Сейчас в темных глазах мальчика зажегся небольшой огонек, хотя его тон был по-прежнему сухим.
– Ты мог бы стать бродягой. И стихи по хуторам читать.
– При том, что на мне все эти женщины? Э-э… Но если уж ты заговорил о стихах… – сказал Лауси, понизив голос, и стрельнул глазами вглубь рыбьежирно-желтой бадстовы, туда, где стояла Грандвёр и снимала с себя юбки. – Могу я полистать томик, который тебе подарила старуха? А я за это не буду тебя заставлять на ночь привязываться.

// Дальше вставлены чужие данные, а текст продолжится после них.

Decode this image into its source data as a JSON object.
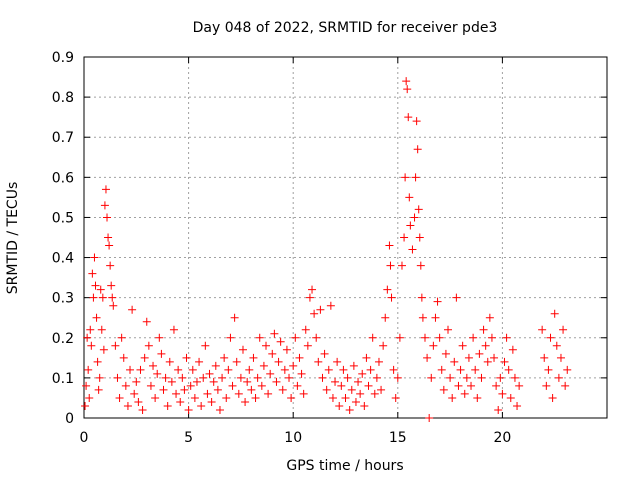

Его голос дрожал от страсти: настолько велика была его стихомания. Гесту такой уговор понравился, и он достал томик в кожаном-створоженном переплете и протянул хозяину. Томик был величиной со смартфон. И вновь мальчик ощутил исходящую от него силу: он украдкой листал его накануне, хотя до Рождества было еще далеко. Хельга застукала его за этим занятием в гостевой и пригрозила обо всем рассказать, если он и ей не даст почитать. Так и вышло, что двое ребятишек – двенадцати и восьми лет, присосались к самым похабным стихам, какие вообще издавались в Исландии. «Тихо уд мой пожрала / скважина нерпячья…» – Они ни одной строфы не поняли, как ни бились, зато почувствовали, что это что-то неистовое, душецарапательное, умопотрясательное, они ощутили мощь самой поэзии. «И во влаге поплыла, / трепет свой не пряча». Гест сидел как завороженный и внимал девчушке, читавшей вслух. По окончании чтения оба некоторое время сидели, молчали вместе и смотрели друг другу в глаза, а томик в это время дрожал у нее в руках. Несмотря на свою мокрочреслую мерзость, эти стихи подарили им обоим сладостный миг. Да! Эта непонятная исландская глухоманьская библия подарила мальчишке, поплававшему по половым волнам, искру веры: может, любовь, несмотря ни на что, тоже бывает прекрасна.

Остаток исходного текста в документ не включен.